Среда, 30 апреля, 14.08

Покачиваясь в закрытой кабинке колеса обозрения на высоте двести футов над землей, Меер обвела взглядом раскинувшийся внизу город.

— Это же какое-то сумасшествие.

— Лучшего выбора у нас не было. Два трамвая остановились рядом так удачно, что если бы кто-то и следил за нами от той остановки, где мы сели, то увидеть, как мы пересели из одного трамвая в другой, все равно было невозможно.

— Ну, а теперь?

— А теперь мы будем ждать. Переведем дыхание. Полюбуемся на закат.

— А затем?

— Гостиница.

— Ты хочешь сказать, другая гостиница?

— Да, не «Захер», где ты поселилась. Мы найдем что-нибудь другое.

— Когда можно будет позвонить Малахаю? И моему отцу? Нам обязательно нужно предупредить папу.

— Как только мы устроимся в гостинице.

Кабина качнулась от порыва ветра, и Меер почувствовала, как у нее внутри все оборвалось.

— Я хорошо помню тот эпизод из «Третьего человека», — сказала она. — Мы изучали этот фильм из-за партитуры для цитры, на курсе музыки для кино, который я слушала в школе Джульярда.

— Это помнят все — цитру и тот эпизод.

— Фильм очень страшный, но ведь Вена действительно страшный город, не так ли?

— Да, за элегантными фасадами скрываются отвратительные тайны и грязные тени. Вена подобна красавице, прячущей за спиной пистолет.

Голос Себастьяна вызвал у Меер мурашки, и она, отвернувшись, устремила взгляд на миниатюрный город внизу.

— Какая в этом фильме есть знаменитая фраза про вид на город? — спросила Меер.

— Это один из моих самых любимых фильмов. К тому времени как они поднимаются на колесе обозрения, Холл и Мартину уже известно про разведенный пенициллин и про то, что Гарри Лайм убивал людей ради собственной выгоды. Коррумпированный человек, олицетворяющий коррумпированное государство. Сидя в одной из этих самых кабинок и любуясь этим самым видом, Лайм предлагает Мартину посмотреть вниз и спрашивает, почувствует ли тот сожаление, если одна из маленьких точек на земле остановится навсегда. «Если я предложил бы вам по двадцать тысяч фунтов за каждую остановившуюся точку, старина, неужели бы вы и правда отказались от моих денег? Или же быстро подсчитали бы, сколькими точками можно пожертвовать?»

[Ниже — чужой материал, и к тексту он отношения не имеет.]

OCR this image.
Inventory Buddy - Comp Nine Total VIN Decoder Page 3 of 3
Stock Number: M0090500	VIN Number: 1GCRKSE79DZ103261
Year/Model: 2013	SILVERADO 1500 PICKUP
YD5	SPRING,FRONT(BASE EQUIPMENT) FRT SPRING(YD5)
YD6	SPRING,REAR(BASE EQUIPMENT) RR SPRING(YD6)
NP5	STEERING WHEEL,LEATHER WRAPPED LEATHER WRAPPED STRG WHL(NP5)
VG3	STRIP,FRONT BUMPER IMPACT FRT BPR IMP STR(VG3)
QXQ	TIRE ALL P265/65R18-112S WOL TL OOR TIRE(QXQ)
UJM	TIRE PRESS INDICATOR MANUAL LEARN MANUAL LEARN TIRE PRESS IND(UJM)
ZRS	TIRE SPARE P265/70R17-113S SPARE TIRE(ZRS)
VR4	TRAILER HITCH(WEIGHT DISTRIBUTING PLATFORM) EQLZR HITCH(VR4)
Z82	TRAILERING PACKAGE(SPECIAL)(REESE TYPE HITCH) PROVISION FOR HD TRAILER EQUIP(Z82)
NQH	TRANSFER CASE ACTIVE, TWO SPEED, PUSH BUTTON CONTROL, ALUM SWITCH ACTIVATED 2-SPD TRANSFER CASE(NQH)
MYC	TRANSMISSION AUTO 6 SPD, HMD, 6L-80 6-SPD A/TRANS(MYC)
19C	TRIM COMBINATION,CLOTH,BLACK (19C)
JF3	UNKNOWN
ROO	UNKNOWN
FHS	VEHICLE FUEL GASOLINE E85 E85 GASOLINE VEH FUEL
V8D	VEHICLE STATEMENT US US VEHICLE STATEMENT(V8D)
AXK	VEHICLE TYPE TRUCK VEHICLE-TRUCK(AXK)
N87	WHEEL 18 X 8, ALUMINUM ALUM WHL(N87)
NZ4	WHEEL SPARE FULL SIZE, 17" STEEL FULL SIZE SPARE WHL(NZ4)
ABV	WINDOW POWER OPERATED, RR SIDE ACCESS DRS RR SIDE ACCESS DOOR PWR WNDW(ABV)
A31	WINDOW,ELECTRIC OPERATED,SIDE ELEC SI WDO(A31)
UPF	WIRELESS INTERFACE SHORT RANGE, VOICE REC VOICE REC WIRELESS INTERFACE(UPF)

— У меня осталась в памяти другая фраза.

Ветер набирал силу, и кабина все больше раскачивалась из стороны в сторону. Себастьян улыбнулся, и Меер показалось, что его взгляд зажегся дьявольским огнем героя Орсона Уэллса, когда он процитировал:

— «Вот Италия. Тридцать лет ей заправляло семейство Борджиа. Войны, ужас, смерть, кровопролитие — но страна породила Микеланджело, Леонардо да Винчи, Возрождение. А в Швейцарии — братская любовь, пятьсот лет демократии и мира; и что она создала? Часы с кукушкой».

— Она самая. Мы в школе Джульярда играли в игру: что ты дашь за то, чтобы сотворить что-нибудь прекрасное и вечное.

— Все мы играли в разновидность этой игры.

«Или что ты дашь за то, чтобы спасти любимого человека?» — подумала Меер, но вслух ничего не сказала, так как в этот момент кабина с резким рывком двинулась вниз. Они возвращались на землю, фигурки людей становились все больше, а затем прогремел раскат грома, небеса разверзлись, и по стеклу кабины застучали тяжелые, жирные капли. Через несколько минут кабина остановилась.

— Теперь мы в полной безопасности, — сказал Себастьян.